A ma stupefaction, Johns s’en tire de manière remarquable. Mélant des passages obligés et des trouvailles qui s’avèrent géniales.
Johns choisit de ne présenter qu’en Flashback la mort des parents de Bruce. On le découvre déjà habillé en Batman. Il débutte, il est encore très maladroit et certaines de ces acrobaties aériennes manquent de précision. La police a bien du mal à savoir de quel camp il est, d’autant qu’elle est corrompue au-delà du possible.
Bruce est, comme on se l’imagine, rempli de colère, prêt à terroriser les criminels sous son masque.
Johns va donc reconstruire, non la figure de Bruce, mais celles, connexes à Batman, du commissaire Gordon, d'Harvey Bullock, de Cobblepot et d'Alfred.
Ici, le commissaire Gordon n’est pas le flic incorruptible et courageux que nous connaissons. Il aimerait l’être, mais il a une fille, Barbara. Il sait bien qu’il lui arriverait du mal s’il s’opposait à la corruption de la ville et de ses forces de l’ordre. Gordon désabusé, meurtri, apparait vaincu, tétanisé incapable d’âgir en raison de la peur qu’il ressent pour la sécurité de sa fille… Il attend la retraite pour mieux fuir cette ville maudite…
Arrive alors le jeune Harvey Bullock, policier svelte, jeune, séduisant et idéaliste, il devient l’équipier de Gordon. La corruption et le crime le répugnent. Il constate que si Gordon a baissé les bras, il demeure un brave type et que son arrivée pourrait le tirer de sa léthargie. En outre Bullock, sans forcément les approuver, apprécie plutôt les interventions musclées du Bat-Man.

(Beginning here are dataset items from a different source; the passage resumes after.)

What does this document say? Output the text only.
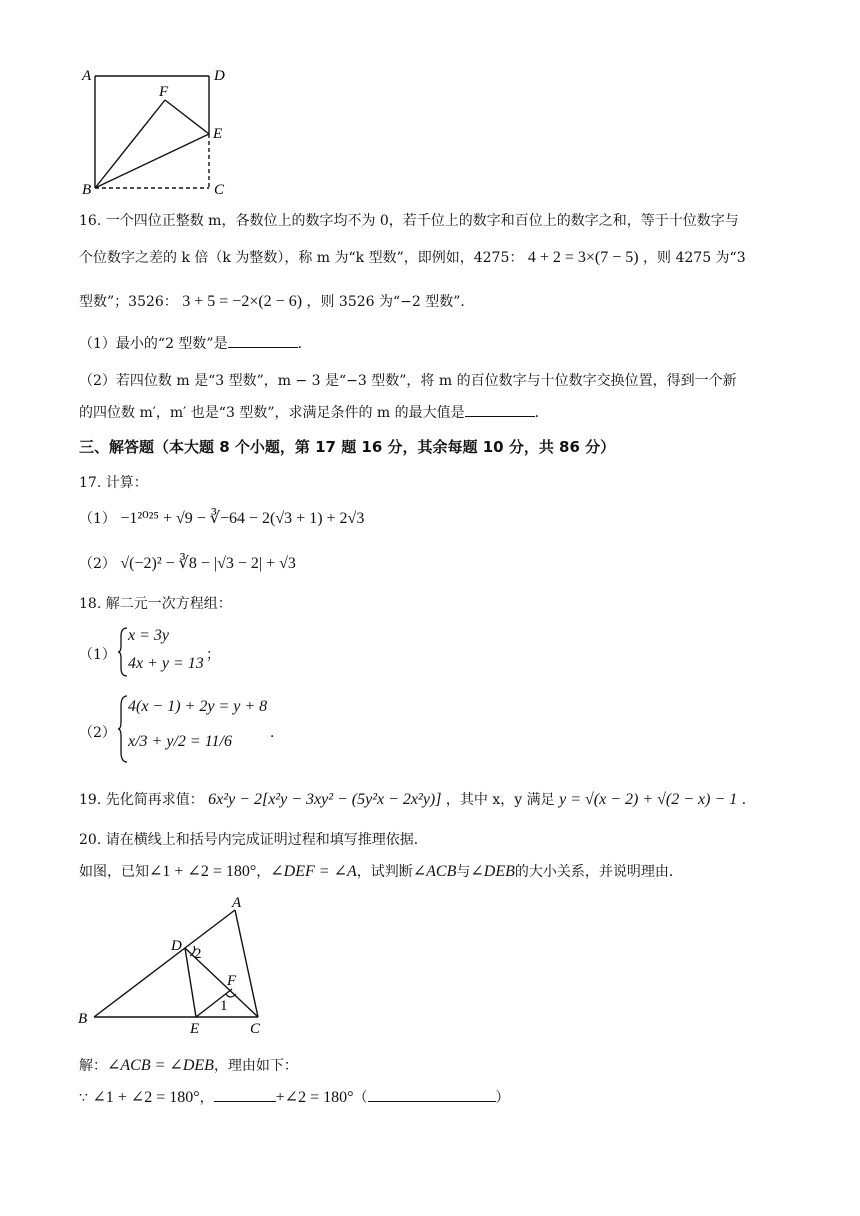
A	D
F
E
B	C
16. 一个四位正整数 m，各数位上的数字均不为 0，若千位上的数字和百位上的数字之和，等于十位数字与
个位数字之差的 k 倍（k 为整数），称 m 为“k 型数”，即例如，4275： 4 + 2 = 3×(7 − 5) ，则 4275 为“3
型数”；3526： 3 + 5 = −2×(2 − 6) ，则 3526 为“−2 型数”．
（1）最小的“2 型数”是	．
（2）若四位数 m 是“3 型数”，m − 3 是“−3 型数”，将 m 的百位数字与十位数字交换位置，得到一个新
的四位数 m′，m′ 也是“3 型数”，求满足条件的 m 的最大值是	．
三、解答题（本大题 8 个小题，第 17 题 16 分，其余每题 10 分，共 86 分）
17. 计算：
（1） −1²⁰²⁵ + √9 − ∛−64 − 2(√3 + 1) + 2√3
（2） √(−2)² − ∛8 − |√3 − 2| + √3
18. 解二元一次方程组：
（1）
x = 3y
4x + y = 13 ；
（2）
4(x − 1) + 2y = y + 8
x/3 + y/2 = 11/6	．
19. 先化简再求值： 6x²y − 2[x²y − 3xy² − (5y²x − 2x²y)] ，其中 x，y 满足 y = √(x − 2) + √(2 − x) − 1 ．
20. 请在横线上和括号内完成证明过程和填写推理依据．
如图，已知∠1 + ∠2 = 180°，∠DEF = ∠A，试判断∠ACB与∠DEB的大小关系，并说明理由．
A
D 2
F
1
B
E	C
解：∠ACB = ∠DEB，理由如下：
∵ ∠1 + ∠2 = 180°，	+∠2 = 180°（	）
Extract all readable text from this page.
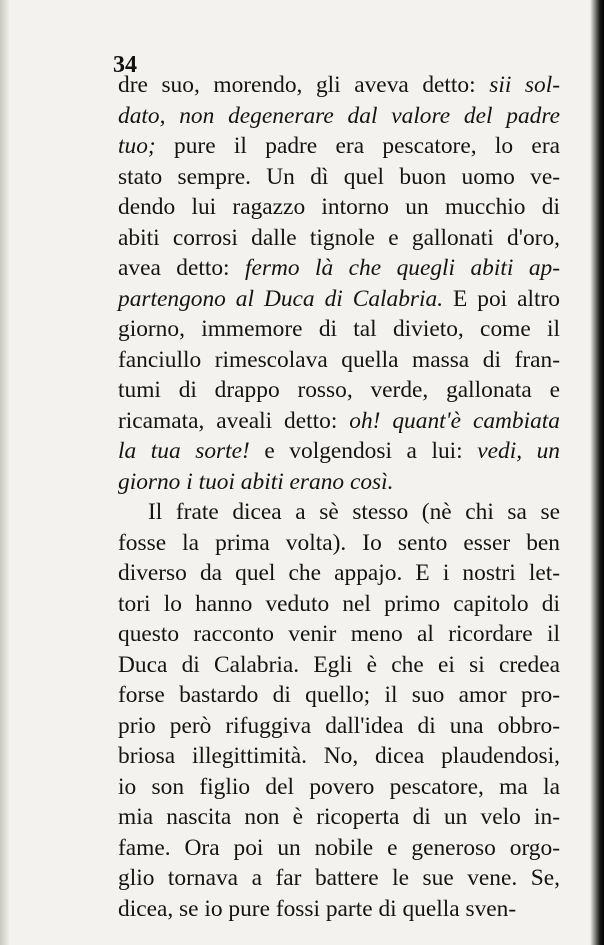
34
dre suo, morendo, gli aveva detto: sii sol-
dato, non degenerare dal valore del padre
tuo; pure il padre era pescatore, lo era
stato sempre. Un dì quel buon uomo ve-
dendo lui ragazzo intorno un mucchio di
abiti corrosi dalle tignole e gallonati d'oro,
avea detto: fermo là che quegli abiti ap-
partengono al Duca di Calabria. E poi altro
giorno, immemore di tal divieto, come il
fanciullo rimescolava quella massa di fran-
tumi di drappo rosso, verde, gallonata e
ricamata, aveali detto: oh! quant'è cambiata
la tua sorte! e volgendosi a lui: vedi, un
giorno i tuoi abiti erano così.
Il frate dicea a sè stesso (nè chi sa se
fosse la prima volta). Io sento esser ben
diverso da quel che appajo. E i nostri let-
tori lo hanno veduto nel primo capitolo di
questo racconto venir meno al ricordare il
Duca di Calabria. Egli è che ei si credea
forse bastardo di quello; il suo amor pro-
prio però rifuggiva dall'idea di una obbro-
briosa illegittimità. No, dicea plaudendosi,
io son figlio del povero pescatore, ma la
mia nascita non è ricoperta di un velo in-
fame. Ora poi un nobile e generoso orgo-
glio tornava a far battere le sue vene. Se,
dicea, se io pure fossi parte di quella sven-
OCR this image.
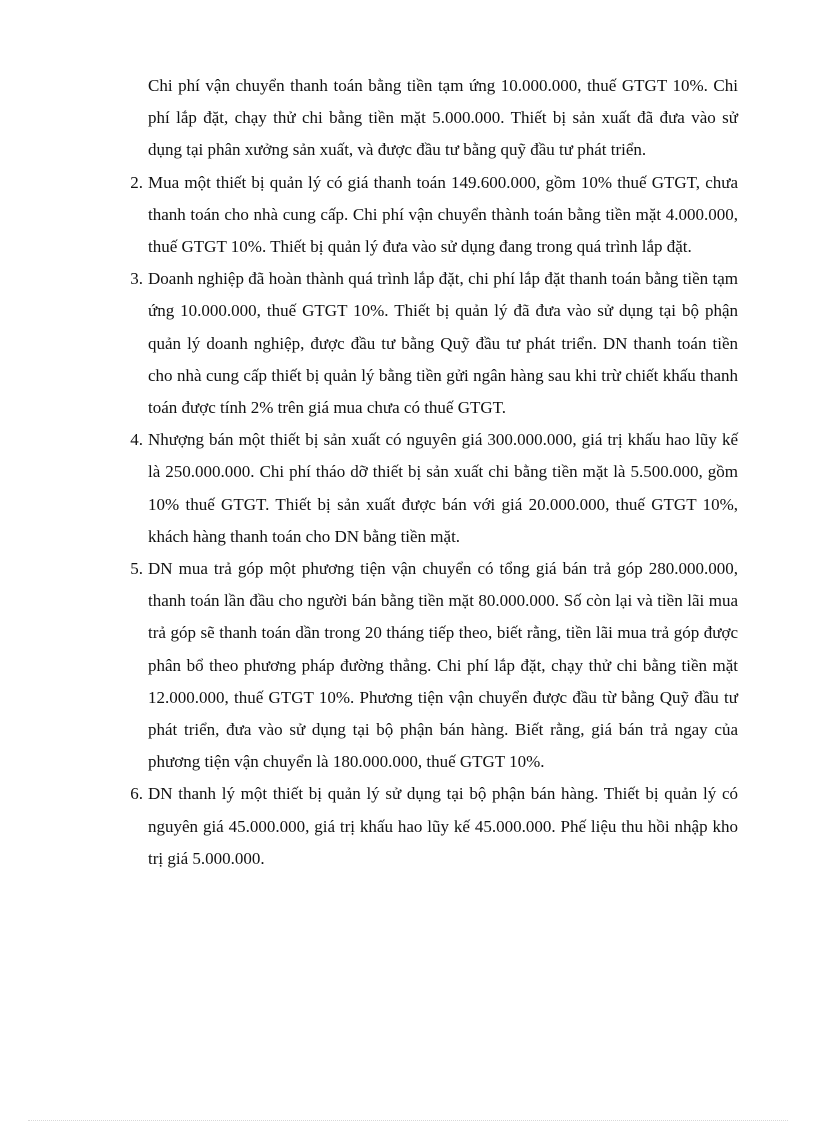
Chi phí vận chuyển thanh toán bằng tiền tạm ứng 10.000.000, thuế GTGT 10%. Chi phí lắp đặt, chạy thử chi bằng tiền mặt 5.000.000. Thiết bị sản xuất đã đưa vào sử dụng tại phân xưởng sản xuất, và được đầu tư bằng quỹ đầu tư phát triển.

2. Mua một thiết bị quản lý có giá thanh toán 149.600.000, gồm 10% thuế GTGT, chưa thanh toán cho nhà cung cấp. Chi phí vận chuyển thành toán bằng tiền mặt 4.000.000, thuế GTGT 10%. Thiết bị quản lý đưa vào sử dụng đang trong quá trình lắp đặt.
3. Doanh nghiệp đã hoàn thành quá trình lắp đặt, chi phí lắp đặt thanh toán bằng tiền tạm ứng 10.000.000, thuế GTGT 10%. Thiết bị quản lý đã đưa vào sử dụng tại bộ phận quản lý doanh nghiệp, được đầu tư bằng Quỹ đầu tư phát triển. DN thanh toán tiền cho nhà cung cấp thiết bị quản lý bằng tiền gửi ngân hàng sau khi trừ chiết khấu thanh toán được tính 2% trên giá mua chưa có thuế GTGT.
4. Nhượng bán một thiết bị sản xuất có nguyên giá 300.000.000, giá trị khấu hao lũy kế là 250.000.000. Chi phí tháo dỡ thiết bị sản xuất chi bằng tiền mặt là 5.500.000, gồm 10% thuế GTGT. Thiết bị sản xuất được bán với giá 20.000.000, thuế GTGT 10%, khách hàng thanh toán cho DN bằng tiền mặt.
5. DN mua trả góp một phương tiện vận chuyển có tổng giá bán trả góp 280.000.000, thanh toán lần đầu cho người bán bằng tiền mặt 80.000.000. Số còn lại và tiền lãi mua trả góp sẽ thanh toán dần trong 20 tháng tiếp theo, biết rằng, tiền lãi mua trả góp được phân bổ theo phương pháp đường thẳng. Chi phí lắp đặt, chạy thử chi bằng tiền mặt 12.000.000, thuế GTGT 10%. Phương tiện vận chuyển được đầu từ bằng Quỹ đầu tư phát triển, đưa vào sử dụng tại bộ phận bán hàng. Biết rằng, giá bán trả ngay của phương tiện vận chuyển là 180.000.000, thuế GTGT 10%.
6. DN thanh lý một thiết bị quản lý sử dụng tại bộ phận bán hàng. Thiết bị quản lý có nguyên giá 45.000.000, giá trị khấu hao lũy kế 45.000.000. Phế liệu thu hồi nhập kho trị giá 5.000.000.
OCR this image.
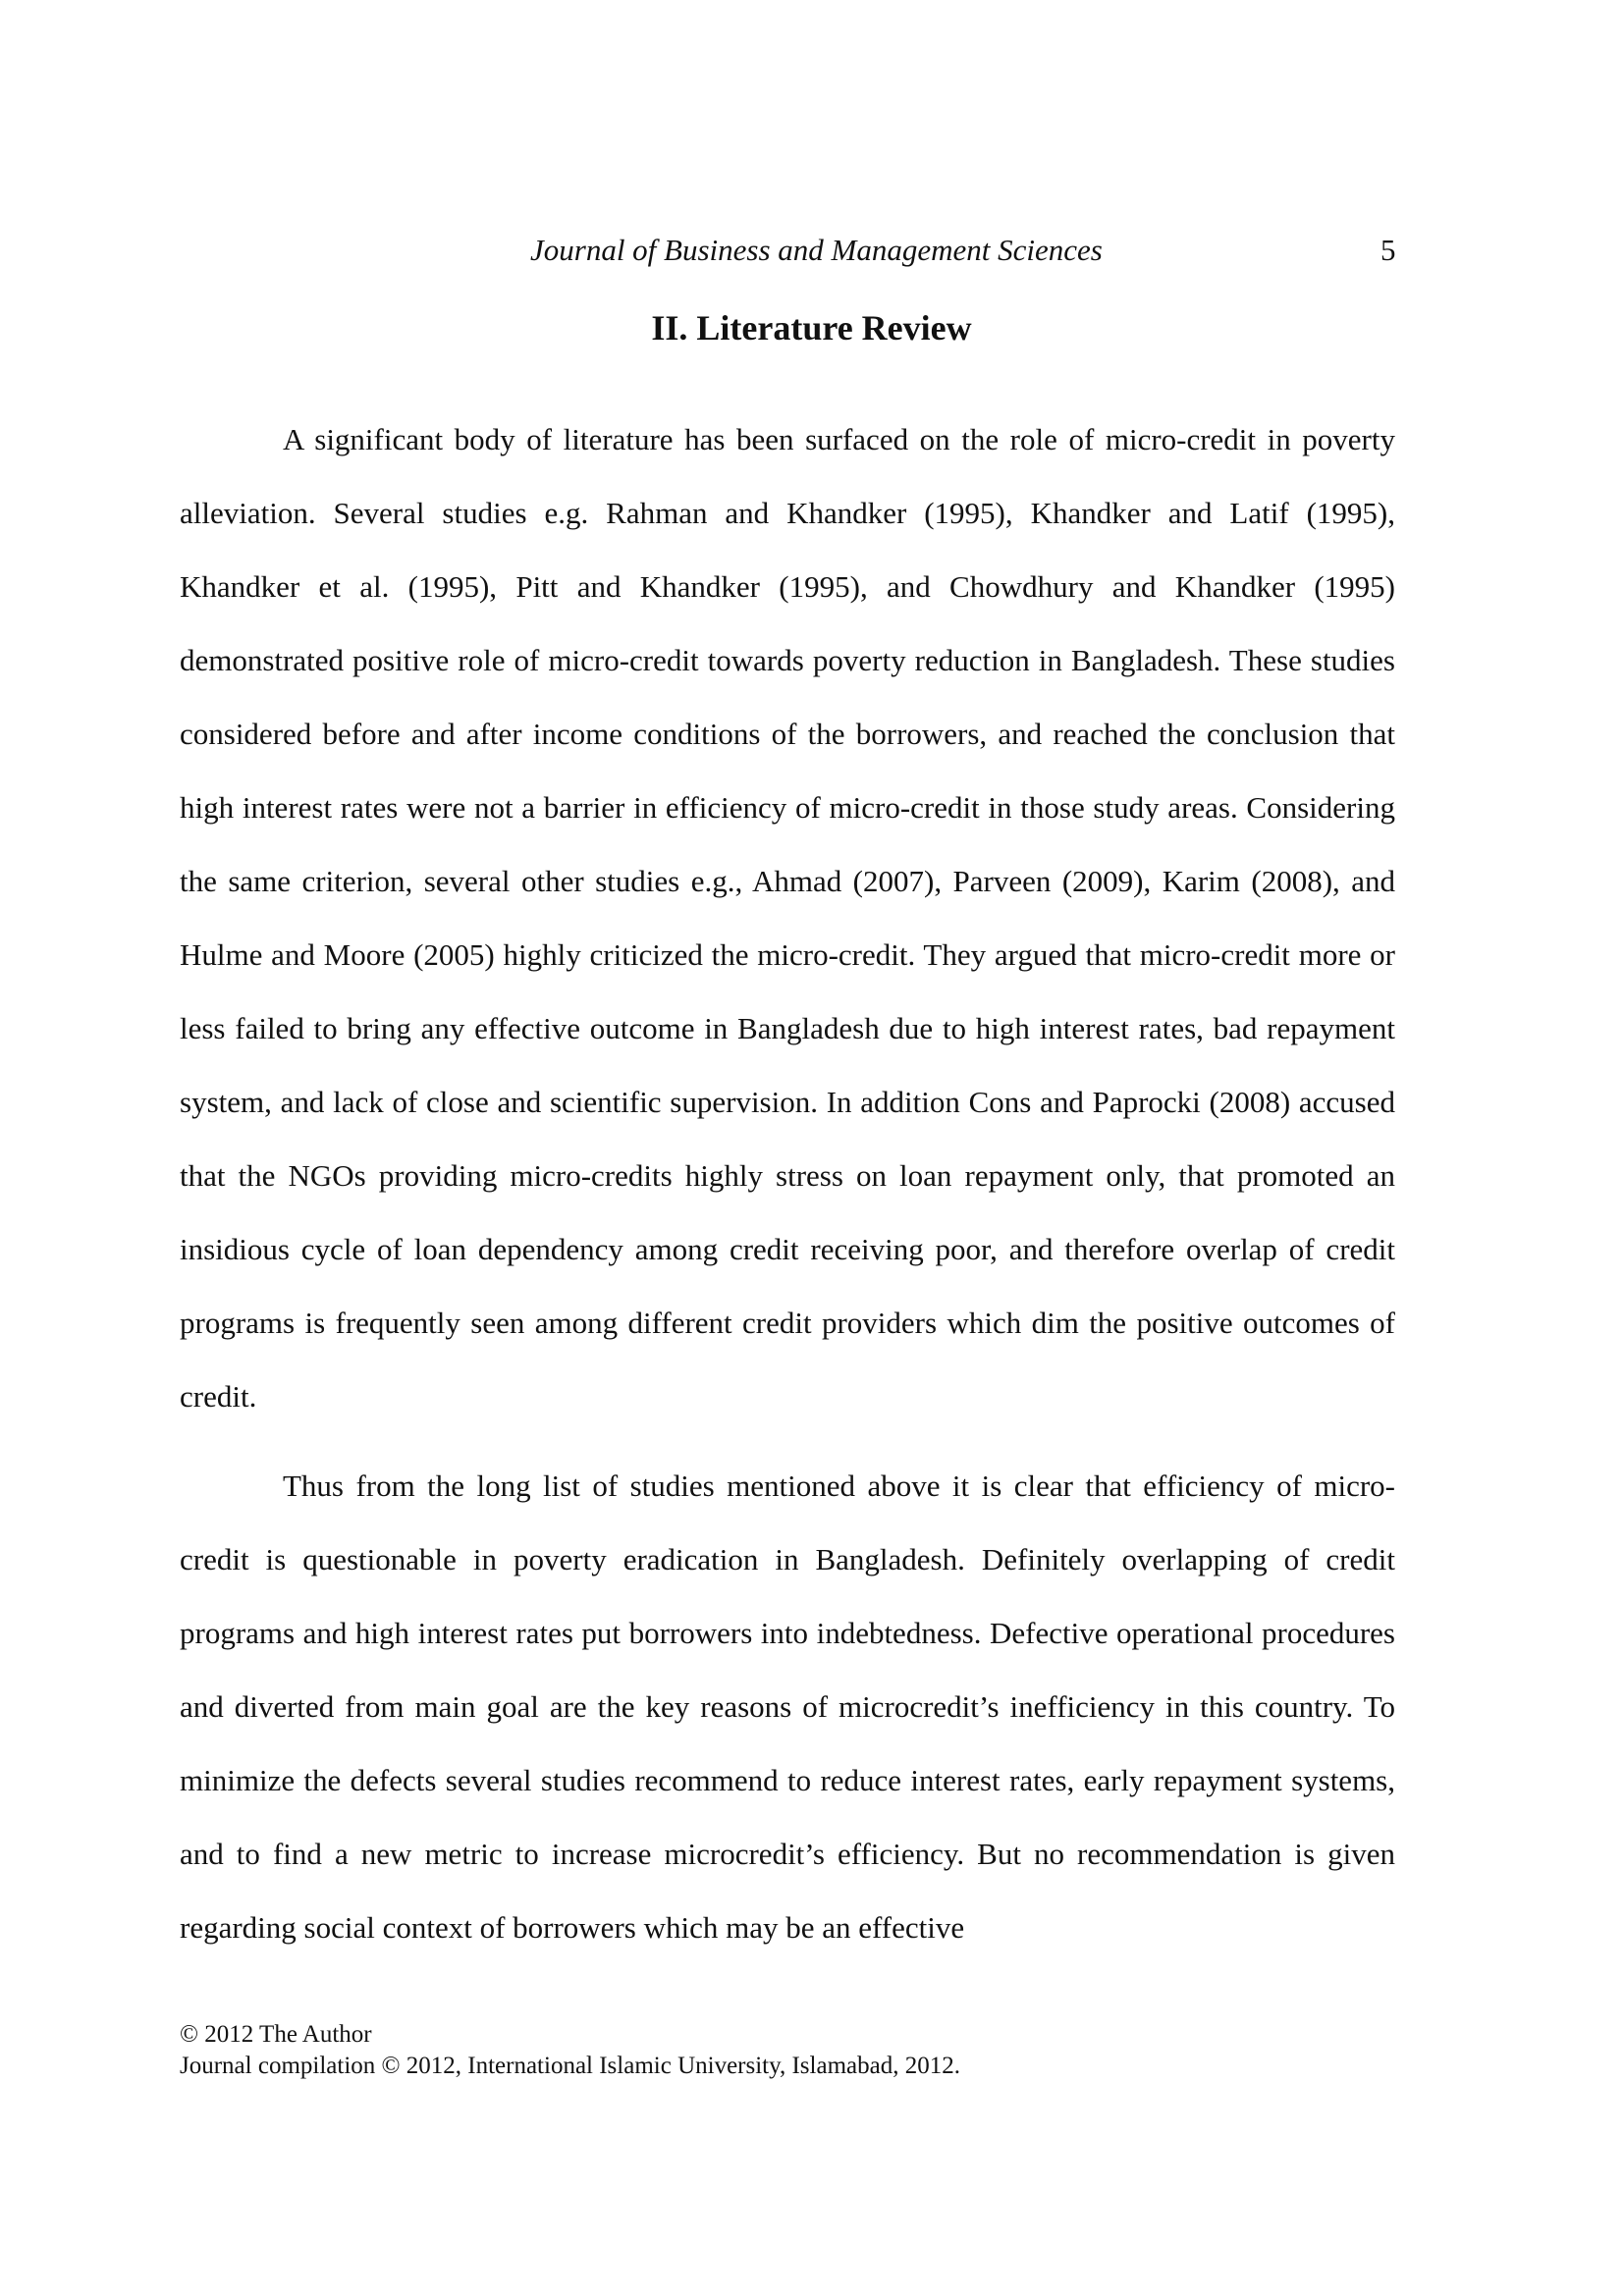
Journal of Business and Management Sciences	5
II. Literature Review

A significant body of literature has been surfaced on the role of micro-credit in poverty alleviation. Several studies e.g. Rahman and Khandker (1995), Khandker and Latif (1995), Khandker et al. (1995), Pitt and Khandker (1995), and Chowdhury and Khandker (1995) demonstrated positive role of micro-credit towards poverty reduction in Bangladesh. These studies considered before and after income conditions of the borrowers, and reached the conclusion that high interest rates were not a barrier in efficiency of micro-credit in those study areas. Considering the same criterion, several other studies e.g., Ahmad (2007), Parveen (2009), Karim (2008), and Hulme and Moore (2005) highly criticized the micro-credit. They argued that micro-credit more or less failed to bring any effective outcome in Bangladesh due to high interest rates, bad repayment system, and lack of close and scientific supervision. In addition Cons and Paprocki (2008) accused that the NGOs providing micro-credits highly stress on loan repayment only, that promoted an insidious cycle of loan dependency among credit receiving poor, and therefore overlap of credit programs is frequently seen among different credit providers which dim the positive outcomes of credit.

Thus from the long list of studies mentioned above it is clear that efficiency of micro-credit is questionable in poverty eradication in Bangladesh. Definitely overlapping of credit programs and high interest rates put borrowers into indebtedness. Defective operational procedures and diverted from main goal are the key reasons of microcredit’s inefficiency in this country. To minimize the defects several studies recommend to reduce interest rates, early repayment systems, and to find a new metric to increase microcredit’s efficiency. But no recommendation is given regarding social context of borrowers which may be an effective

© 2012 The Author
Journal compilation © 2012, International Islamic University, Islamabad, 2012.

Cobblepot, maire de Gotham, ancienne relation de la famille Wayne, est un personnage répugnant, sordide, représentant le vice et la noirceur de la ville, il organise les pires trafics et règne par la terreur.
Alfred Pennyworth, ancien garde du corps des Wayne, est devenu le tuteur du jeune Bruce.
Mieux que cela, quand il comprend que le jeune garçon n’aspire qu’à la vengeance, cet ancien officier du MI5, à la jambe boiteuse, devient son formateur militaire et son guide. Le décès des Wayne lui a toujours paru étrange : ils se sont faits assassinés quand le maire actuel (Cobblepot) se présentait la première fois et alors qu’ils faisaient tout pour qu’il ne soit pas élu, coïncidence étrange, non ?
Ces personnages vont se croiser autour d’une affaire sordide : un assassin d’enfant, couvert en haut lieu, perpétue des atrocités. Batman, Bullock et Gordon veulent le mettre hors d’état de nuire. La confrontation, âpre, sinistre révèle une Gotham corrompue, répugnante qui ne peut que pervertir ou changer à jamais, ceux qui y vivent.
Après cette affaire, tout changera et pour Gordon et Bullock et pour Cobblepot...
Ce Batman Earth One constitue un excellent moment de lecture.
La redéfinition de personnages comme Alfred ou Bullock est admirable.
Le livre refermé, on espère revenir, prochainement, dans cette Gotham déchue, comme le laisse penser la dernière planche. Le dessin réaliste de Gary Frank apporte beaucoup également à ce récit, sa vision de Gotham "by Night" est angoissant au possible.
A mon avis, Batman Earth One est une lecture obligatoire pour les fans du Chevalier Noir familiarisés avec sa mythologie, ils apprécieront les changements subtils et les variations des thèmes connus.
Les novices, eux, préféreront à ce bel ouvrage la réédition du Batman Year One de Frank Miller, réédité chez Urban Comics, moins dépaysant et présentant les origines "officielles" du Chevalier Noir.